Intervention de Nicolas Hulot

Commission des affaires étrangères, de la défense et des forces armées — Réunion du 1er avril 2015 à 9h15
Conférence paris climat 2015 cop 21 — Audition de M. Nicolas Hulot envoyé spécial du président de la république française pour la protection de la planète

Nicolas Hulot, envoyé spécial du Président de la République française pour la protection de la planète :

Les sénateurs et les groupes d'amitié remplissent un rôle inestimable dans notre dispositif diplomatique. Qui peut rencontrer personnellement des représentants des 195 pays participant à la conférence ? Les contacts doivent être les plus larges possibles aussi bien en ce qui concerne les interlocuteurs - il convient de pas se limiter aux chefs d'État et aux ministres - que les sujets : il faut communiquer sur les solutions et les outils indispensables pour rentrer dans une économie bas carbone, par exemple sur la mise en place d'un prix du carbone.
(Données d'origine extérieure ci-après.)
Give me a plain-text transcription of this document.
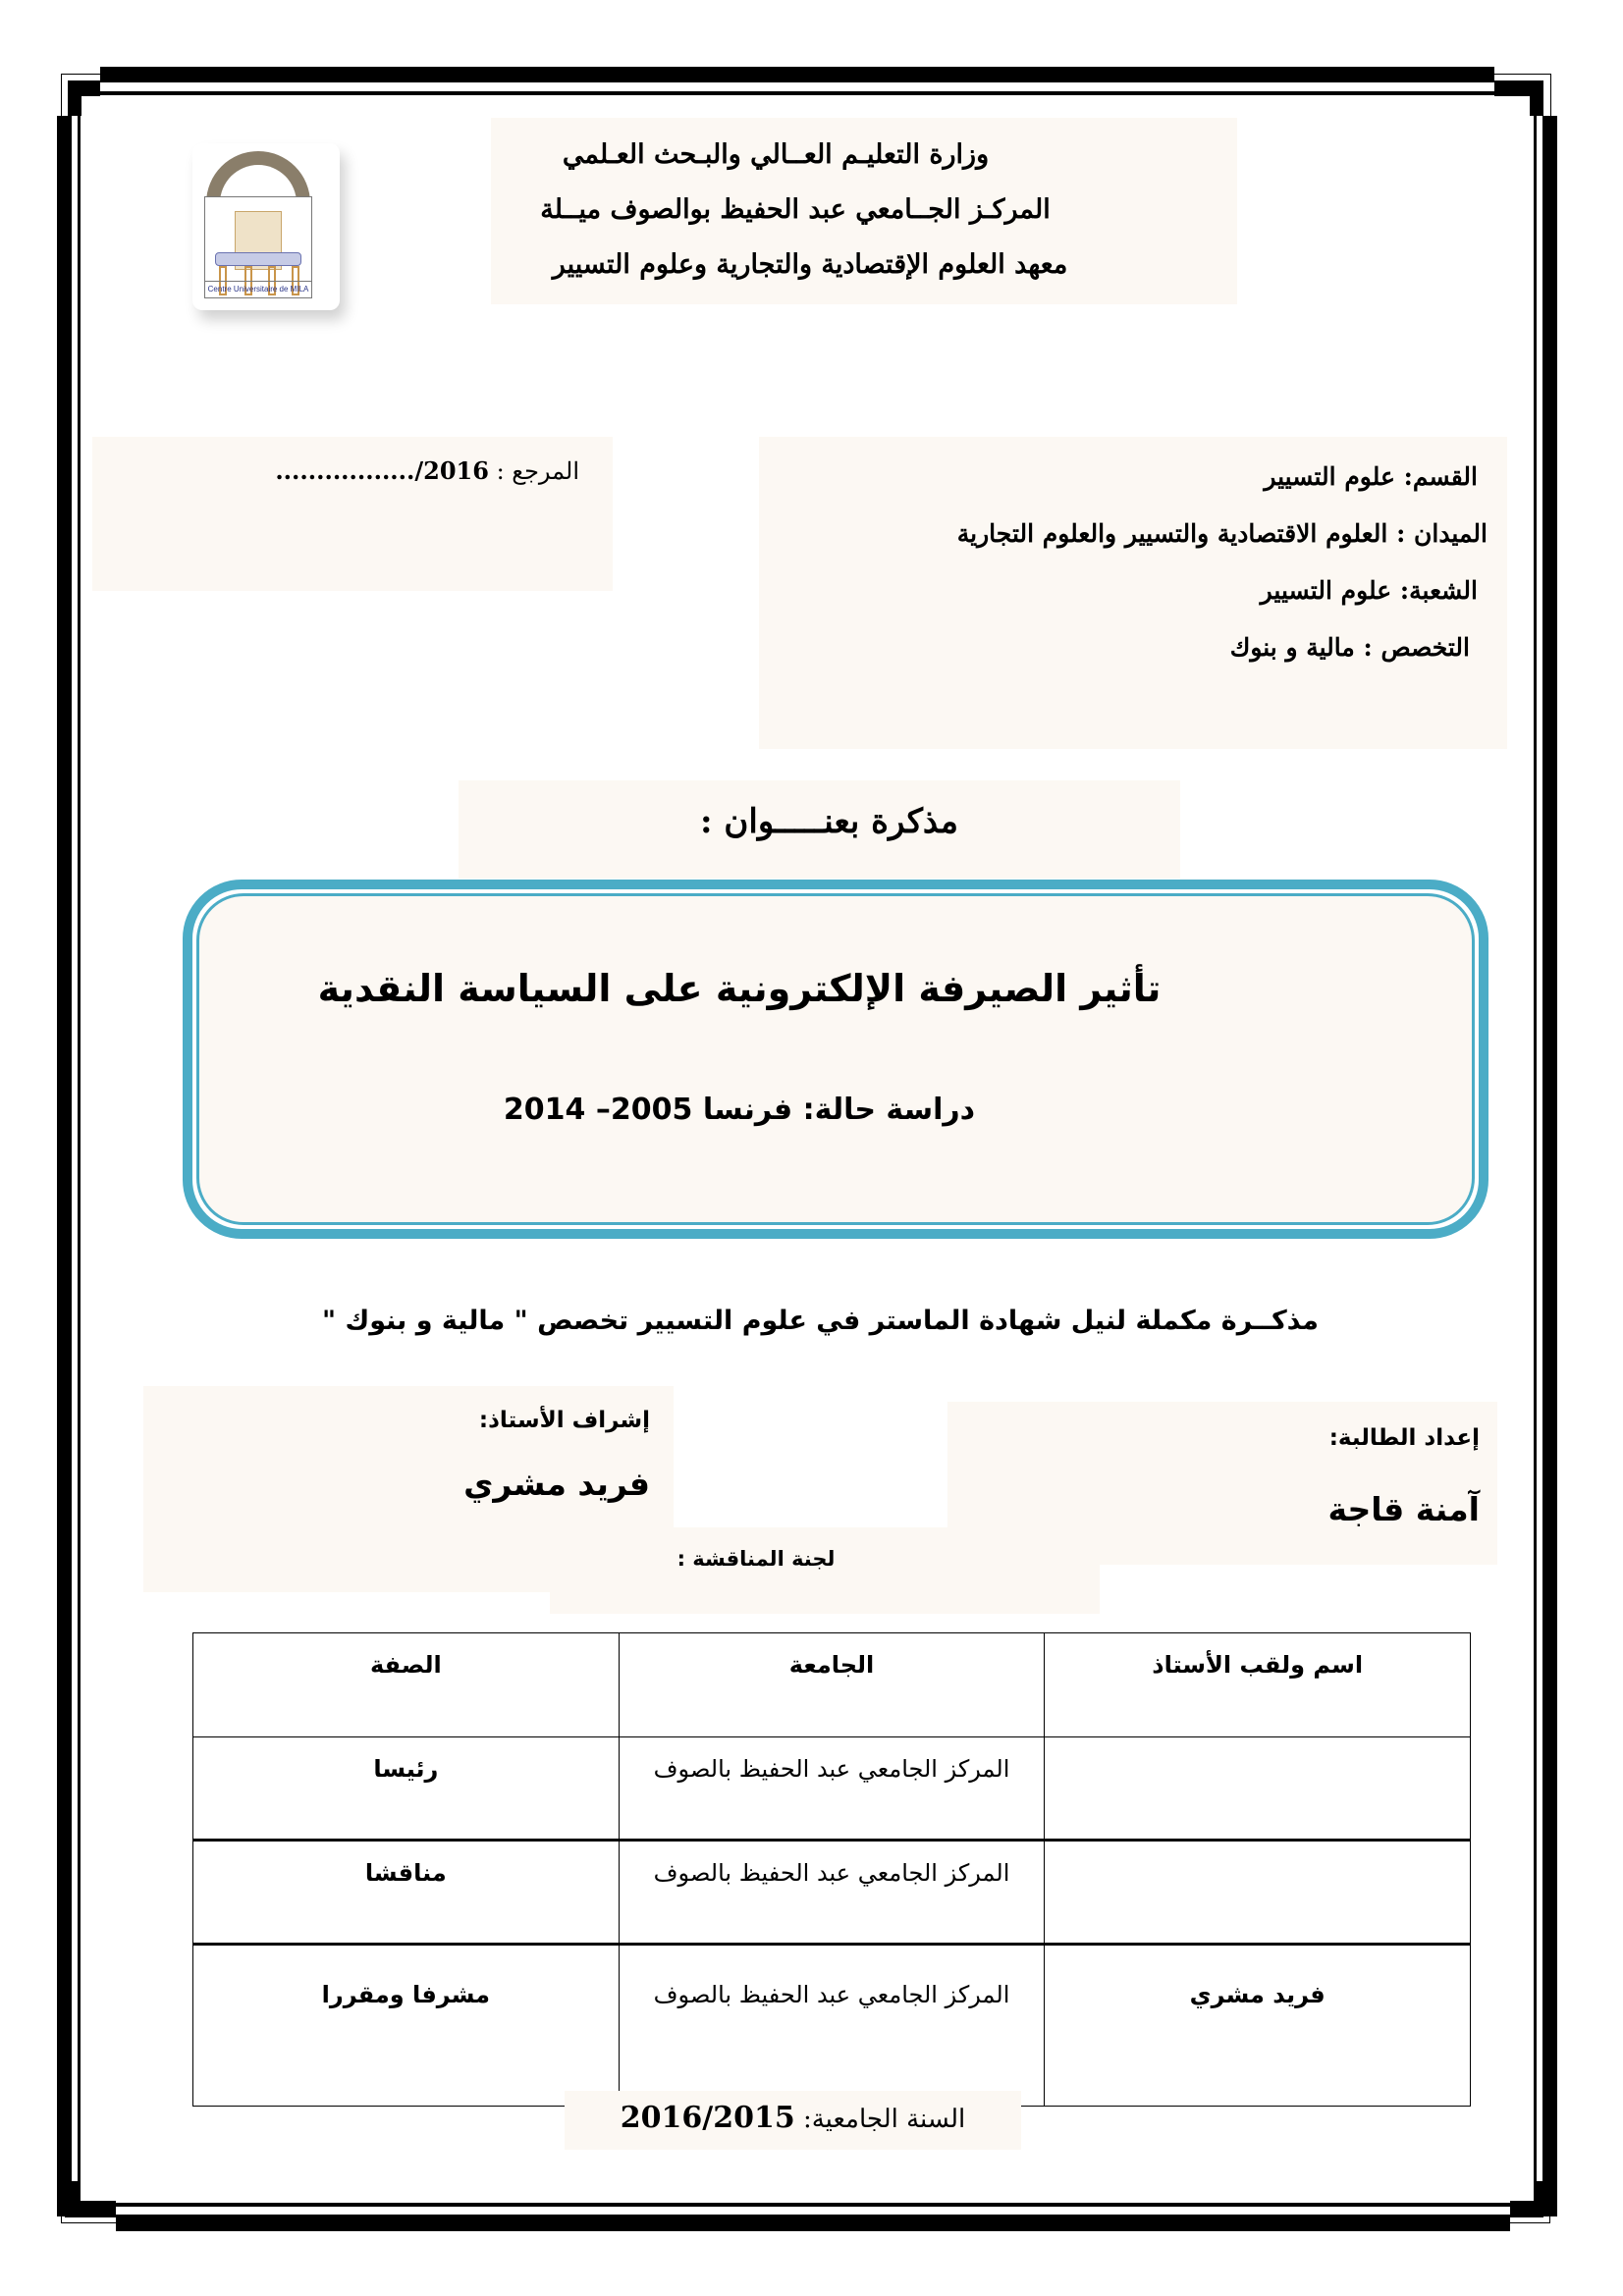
Centre Universitaire de MILA
وزارة التعليـم العــالي والبـحث العـلمي
المركـز الجــامعي عبد الحفيظ بوالصوف ميــلة
معهد العلوم الإقتصادية والتجارية وعلوم التسيير
المرجع : ................./2016	القسم: علوم التسيير
الميدان : العلوم الاقتصادية والتسيير والعلوم التجارية
الشعبة: علوم التسيير
التخصص : مالية و بنوك
مذكرة بعنـــــوان :
تأثير الصيرفة الإلكترونية على السياسة النقدية
دراسة حالة: فرنسا 2005– 2014
مذكــرة مكملة لنيل شهادة الماستر في علوم التسيير تخصص " مالية و بنوك "
إشراف الأستاذ:
فريد مشري
إعداد الطالبة:
آمنة قاجة
لجنة المناقشة :
اسم ولقب الأستاذ	الجامعة	الصفة
	المركز الجامعي عبد الحفيظ بالصوف	رئيسا
	المركز الجامعي عبد الحفيظ بالصوف	مناقشا
فريد مشري	المركز الجامعي عبد الحفيظ بالصوف	مشرفا ومقررا
السنة الجامعية: 2016/2015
D'autres sujets que nous pourrions porter collectivement sont ceux du nécessaire basculement des 650 milliards de dollars annuels d'exonérations et subventions fiscales diverses accordées au bénéfice des énergies fossiles vers des modèles énergétiques répondant aux enjeux climatiques, ou encore de l'orientation de la commande publique, qui représente 15 à 20 % de la production mondiale, vers des producteurs respectueux des normes bas carbone.

La création d'une organisation mondiale en charge de la gestion des biens communs a été écartée à la conférence de Rio mais doit être de nouveau défendue car cette question ne peut être prise en charge efficacement au rythme de conférences lourdes et onéreuses. Votre proximité avec les élus et les citoyens est précieuse pour mobiliser la société civile sur ces enjeux supra-politiques.

La contrainte environnementale doit aussi être envisagée comme une opportunité à saisir ; elle nous offre la possibilité de nous retrouver sur ce qui nous rassemble, de faire de nos différences un atout. La famille humaine est confrontée à des problématiques complexes qui demandent moins des sacrifices qu'une vision, une détermination et une intelligence collectives.

La France est peu influente sur la question de l'Arctique car elle n'y possède aucun territoire. Michel Rocard est très engagé sur le sujet. Le thermofrost nous offre un exemple d'effet d'emballement : à mesure que la glace estivale se réduit, les rayons lumineux qu'elle réfléchissait sont absorbés par l'océan, ce qui renforce le processus de disparition des glaces et ouvre des opportunités nouvelles d'exploitations des ressources du sous-sol pour des pays comme la Russie. La tentation de la ruine s'offre alors : l'exploitation de ces ressources achèvera de dégrader l'écosystème et sera source de tensions entre États. Ce sujet central a donné lieu à des modélisations du GIEC : lorsque la température estivale redevient positive, le processus de décomposition des matériaux organiques contenus dans le sol reprend et débouche sur la libération de méthane, quarante fois plus nuisible que le gaz carbonique. Le changement climatique n'évolue pas de manière linéaire, à des phases stationnaires succèdent des périodes d'accélération. Lorsque l'océan se réchauffe, sa capacité d'absorber le gaz carbonique diminue. La prise de conscience va moins vite que les effets d'emballement.

Les conséquences du dérèglement climatique constituent l'ultime injustice dans un monde d'incompréhension mutuelle. Les phénomènes auxquels nous assistons sont la conséquence de siècles d'histoire ; les pays en voie de développement écrivent l'histoire de demain. « Quand vous ajoutez l'humiliation à l'exclusion, tout est possible », dit Patrick Viveret. Dans notre monde connecté, tout se sait : les femmes sahéliennes qui doivent marcher plusieurs kilomètres pour trouver de l'eau savent qu'elles subissent les conséquences d'un développement économique dont elles ne profitent pas. La population de Dakar s'accroît de 300 000 personnes chaque année et double tous les dix ans du fait de la désertification. Les populations chassées par le désert viennent d'abord en ville trouver refuge puis mettent le cap au Nord, vers l'Europe, dans des conditions risquées. Bien des morts du détroit de Messine trouvent leur cause lointaine dans le changement climatique... Il faut agir et organiser les transferts de technologie nécessaires au développement. Il convient aussi de réhabiliter les terres dégradées et de revoir nos politiques d'aides au développement.

Le Qatar a fait preuve de bonne volonté en accueillant la conférence de Doha. J'ai eu l'occasion de visiter des centres de recherches, notamment sur le stockage des énergies intermittentes, situés dans les pays du Golfe. Ils sont dotés de moyens très importants. Ces pays ont compris que leur intérêt est de se diversifier. Ils ne pratiquent pas l'obstruction vis-à-vis des questions environnementales.